Alvarez, on the other hand, is on a three-fight run that’s almost unmatched in the history of MMA. The former Bellator champion Alvarez has defeated the previous UFC champ Rafael dos Anjos, WEC/UFC champion Anthony Pettis, and the former Strikeforce champ Gilbert Melendez (who popped for PEDs in his fight with Alvarez) all within the last year and a half. He’s basically cleaned out the who’s who of lightweight fighters and saved his best, the RDA TKO, for last.

So needless to say, Alvarez is in the best form of his life. He’s only been TKO’ed once in his long MMA career and that was in 2007. However, McGregor’s left hand is unlike anything Alvarez has ever seen in the Octagon.

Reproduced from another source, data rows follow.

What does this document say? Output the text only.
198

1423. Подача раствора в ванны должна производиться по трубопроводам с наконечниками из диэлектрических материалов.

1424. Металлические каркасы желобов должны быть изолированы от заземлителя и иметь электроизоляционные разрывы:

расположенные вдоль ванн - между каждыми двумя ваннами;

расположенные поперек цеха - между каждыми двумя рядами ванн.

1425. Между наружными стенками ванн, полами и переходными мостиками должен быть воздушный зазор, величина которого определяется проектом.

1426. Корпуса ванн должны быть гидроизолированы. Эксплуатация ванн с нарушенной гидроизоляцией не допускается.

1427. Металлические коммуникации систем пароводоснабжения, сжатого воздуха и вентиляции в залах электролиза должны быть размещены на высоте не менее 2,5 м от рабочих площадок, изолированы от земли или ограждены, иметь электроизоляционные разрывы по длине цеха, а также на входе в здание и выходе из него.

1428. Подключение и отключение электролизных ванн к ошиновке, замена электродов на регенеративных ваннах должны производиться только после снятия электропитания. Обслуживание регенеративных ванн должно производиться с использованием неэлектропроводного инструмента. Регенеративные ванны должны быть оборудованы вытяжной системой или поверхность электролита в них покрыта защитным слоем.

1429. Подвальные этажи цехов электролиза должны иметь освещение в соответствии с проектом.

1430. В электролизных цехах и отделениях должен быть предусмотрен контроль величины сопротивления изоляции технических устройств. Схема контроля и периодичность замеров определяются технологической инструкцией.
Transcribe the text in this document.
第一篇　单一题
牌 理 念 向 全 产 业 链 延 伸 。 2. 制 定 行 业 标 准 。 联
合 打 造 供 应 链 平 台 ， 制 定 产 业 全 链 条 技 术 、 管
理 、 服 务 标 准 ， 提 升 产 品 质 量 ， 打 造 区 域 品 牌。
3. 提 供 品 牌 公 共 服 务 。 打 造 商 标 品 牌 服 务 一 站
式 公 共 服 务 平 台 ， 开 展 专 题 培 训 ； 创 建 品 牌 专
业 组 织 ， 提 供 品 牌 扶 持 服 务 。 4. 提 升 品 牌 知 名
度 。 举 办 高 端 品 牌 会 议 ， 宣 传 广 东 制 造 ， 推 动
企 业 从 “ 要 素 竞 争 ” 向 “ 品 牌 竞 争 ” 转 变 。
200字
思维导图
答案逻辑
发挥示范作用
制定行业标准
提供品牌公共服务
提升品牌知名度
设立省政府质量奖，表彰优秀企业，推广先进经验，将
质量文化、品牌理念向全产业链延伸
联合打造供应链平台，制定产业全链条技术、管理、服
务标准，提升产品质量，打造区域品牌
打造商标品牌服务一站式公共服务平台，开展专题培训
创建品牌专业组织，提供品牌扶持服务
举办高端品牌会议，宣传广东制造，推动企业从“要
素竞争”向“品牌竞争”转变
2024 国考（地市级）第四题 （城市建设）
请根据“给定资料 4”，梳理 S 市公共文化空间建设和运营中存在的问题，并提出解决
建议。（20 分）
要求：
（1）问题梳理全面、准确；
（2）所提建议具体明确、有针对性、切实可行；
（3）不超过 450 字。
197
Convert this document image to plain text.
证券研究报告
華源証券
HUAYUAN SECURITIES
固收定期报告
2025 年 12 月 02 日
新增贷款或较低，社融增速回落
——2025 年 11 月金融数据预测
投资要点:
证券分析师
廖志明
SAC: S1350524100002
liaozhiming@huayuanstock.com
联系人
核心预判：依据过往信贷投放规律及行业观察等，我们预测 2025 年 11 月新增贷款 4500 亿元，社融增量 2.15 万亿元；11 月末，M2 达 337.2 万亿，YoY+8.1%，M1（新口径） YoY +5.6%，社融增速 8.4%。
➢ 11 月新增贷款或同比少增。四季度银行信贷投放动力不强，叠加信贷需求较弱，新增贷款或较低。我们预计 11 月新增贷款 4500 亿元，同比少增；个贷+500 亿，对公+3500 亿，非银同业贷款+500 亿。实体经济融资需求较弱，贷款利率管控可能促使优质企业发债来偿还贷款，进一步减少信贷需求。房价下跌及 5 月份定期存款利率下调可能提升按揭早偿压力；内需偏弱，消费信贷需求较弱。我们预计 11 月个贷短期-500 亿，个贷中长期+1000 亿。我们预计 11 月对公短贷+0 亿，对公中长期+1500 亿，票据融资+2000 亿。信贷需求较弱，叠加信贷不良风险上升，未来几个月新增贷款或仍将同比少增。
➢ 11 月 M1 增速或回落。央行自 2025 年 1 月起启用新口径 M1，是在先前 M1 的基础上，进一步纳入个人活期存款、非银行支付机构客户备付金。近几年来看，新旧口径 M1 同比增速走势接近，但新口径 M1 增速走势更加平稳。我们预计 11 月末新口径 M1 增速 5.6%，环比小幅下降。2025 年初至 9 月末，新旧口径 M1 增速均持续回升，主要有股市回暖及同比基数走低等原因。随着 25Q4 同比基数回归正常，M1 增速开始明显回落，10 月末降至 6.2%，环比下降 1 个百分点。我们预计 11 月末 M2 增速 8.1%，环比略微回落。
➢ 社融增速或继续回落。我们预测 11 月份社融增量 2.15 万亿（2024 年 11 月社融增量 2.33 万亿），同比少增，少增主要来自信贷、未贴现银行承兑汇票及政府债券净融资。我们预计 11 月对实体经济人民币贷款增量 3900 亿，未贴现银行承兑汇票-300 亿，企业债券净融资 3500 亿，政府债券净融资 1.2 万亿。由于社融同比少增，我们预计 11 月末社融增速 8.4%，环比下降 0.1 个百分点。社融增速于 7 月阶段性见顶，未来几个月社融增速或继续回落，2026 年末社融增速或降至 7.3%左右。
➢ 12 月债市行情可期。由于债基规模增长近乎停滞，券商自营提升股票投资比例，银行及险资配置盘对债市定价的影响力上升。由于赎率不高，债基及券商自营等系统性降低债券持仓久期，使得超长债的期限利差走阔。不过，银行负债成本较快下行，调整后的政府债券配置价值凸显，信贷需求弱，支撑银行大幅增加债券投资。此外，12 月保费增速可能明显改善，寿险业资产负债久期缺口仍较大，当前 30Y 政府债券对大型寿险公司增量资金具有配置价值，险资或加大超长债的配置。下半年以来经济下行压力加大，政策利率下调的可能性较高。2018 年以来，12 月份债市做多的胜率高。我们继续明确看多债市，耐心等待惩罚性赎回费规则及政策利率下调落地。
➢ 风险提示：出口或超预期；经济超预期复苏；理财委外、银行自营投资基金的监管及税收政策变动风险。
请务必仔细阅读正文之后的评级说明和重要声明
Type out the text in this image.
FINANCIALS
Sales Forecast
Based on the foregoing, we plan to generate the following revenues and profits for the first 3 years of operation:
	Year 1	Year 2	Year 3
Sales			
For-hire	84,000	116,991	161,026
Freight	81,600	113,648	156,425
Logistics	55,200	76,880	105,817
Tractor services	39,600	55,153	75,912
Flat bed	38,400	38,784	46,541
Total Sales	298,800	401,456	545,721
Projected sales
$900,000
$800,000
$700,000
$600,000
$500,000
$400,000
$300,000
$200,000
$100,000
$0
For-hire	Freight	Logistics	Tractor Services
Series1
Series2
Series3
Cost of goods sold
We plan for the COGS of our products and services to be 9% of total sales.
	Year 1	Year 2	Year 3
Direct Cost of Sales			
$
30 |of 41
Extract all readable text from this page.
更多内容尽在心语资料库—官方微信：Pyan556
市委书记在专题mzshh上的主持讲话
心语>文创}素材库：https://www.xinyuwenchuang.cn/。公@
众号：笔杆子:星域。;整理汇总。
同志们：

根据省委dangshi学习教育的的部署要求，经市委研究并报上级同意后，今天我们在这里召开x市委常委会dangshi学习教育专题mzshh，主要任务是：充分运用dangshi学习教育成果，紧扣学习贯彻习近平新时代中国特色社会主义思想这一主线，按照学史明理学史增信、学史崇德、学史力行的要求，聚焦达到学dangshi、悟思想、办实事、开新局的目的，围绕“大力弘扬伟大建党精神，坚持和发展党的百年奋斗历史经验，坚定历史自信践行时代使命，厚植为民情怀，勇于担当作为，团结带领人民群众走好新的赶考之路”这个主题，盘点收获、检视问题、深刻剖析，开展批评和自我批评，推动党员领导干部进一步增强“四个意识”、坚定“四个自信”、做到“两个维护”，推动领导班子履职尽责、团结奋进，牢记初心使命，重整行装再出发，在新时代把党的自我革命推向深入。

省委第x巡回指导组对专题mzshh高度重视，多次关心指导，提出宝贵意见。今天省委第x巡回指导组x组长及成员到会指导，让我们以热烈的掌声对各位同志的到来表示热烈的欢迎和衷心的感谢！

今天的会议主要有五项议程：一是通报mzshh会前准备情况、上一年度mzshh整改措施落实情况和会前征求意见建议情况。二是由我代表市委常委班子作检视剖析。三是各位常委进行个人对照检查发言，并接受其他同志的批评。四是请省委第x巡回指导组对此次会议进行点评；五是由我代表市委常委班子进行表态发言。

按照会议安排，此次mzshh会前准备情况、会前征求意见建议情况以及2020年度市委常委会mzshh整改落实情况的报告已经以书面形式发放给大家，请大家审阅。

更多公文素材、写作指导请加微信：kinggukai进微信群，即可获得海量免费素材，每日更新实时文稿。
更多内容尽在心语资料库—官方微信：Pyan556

He’s taken out Jose Aldo, Chad Mendes, Dennis Siver, Dustin Poirier, and he even dropped Diaz three times in the second fight all with that left hand.

There is a clear plan that Alvarez would like to employ if he has his way. It’s to take McGregor down over and over again and gas him out. Conor’s ground game has been questioned throughout his entire career and that only ramped up when he was beaten up on the ground by Mendes, who was fighting on about two weeks notice. If Alvarez is indeed able to get McGregor on his back, Eddie has a great chance to win the fight, but it’s easier said than done.

In the second fight against Diaz, Nate attempted to take Conor down multiple times when they were clinched up against the cage, but was unsuccessful, indicating McGregor’s improved defense. Also, in the Mendes fight, McGregor claims he allowed Chad to take him down so he would wear himself out. Believe it or not, that strategy worked in that fight. Conor wouldn’t be wise to do that in this one. He knows that, so it’s unlikely that’s the course of action he takes… assuming he has the skills to stuff Eddie’s takedowns.

It really is a toss up fight with the odds only in McGregor’s favor due to star power. There are two X-factors in this fight that both point to McGregor though. First, it’s his unorthodox style which is all a big game to set up his left hand. He throws wild combinations that come from some of the oddest angles we’ve ever seen in the UFC, but it all goes back to opening up those haymakers. The second factor is Conor’s innate ability to prepare for an opponent. Like it or not, McGregor’s alter ego Mystic Mac has been spot on throughout his career. What he says will happen usually happens. Even in the Diaz fight, McGregor said he will land power shot after power shot to Nate’s chin. That happened, but where Conor went wrong was in expecting any of them to knock Diaz out. In the second fight, he was much more calculated and won the bout just like he said he would.

Alvarez’s bully style just isn’t suited well for a matchup with McGregor. Eddie will want to apply forward pressure, but with McGregor’s awkward movement it’s unlikely he’ll be able to sustain it. Alvarez won’t make the Aldo mistake of charging after Conor, but the vital moment of that fight may play out the same in this one. When Alvarez comes in, McGregor will slip the big shot and land a counter left of his own. Doubt it knocks Alvarez completely out, but it’ll hurt him bad enough for McGregor to pounce and finish him. Let’s say this happens in the second round, but it would not shock me in the least if it occurs mid to late first instead.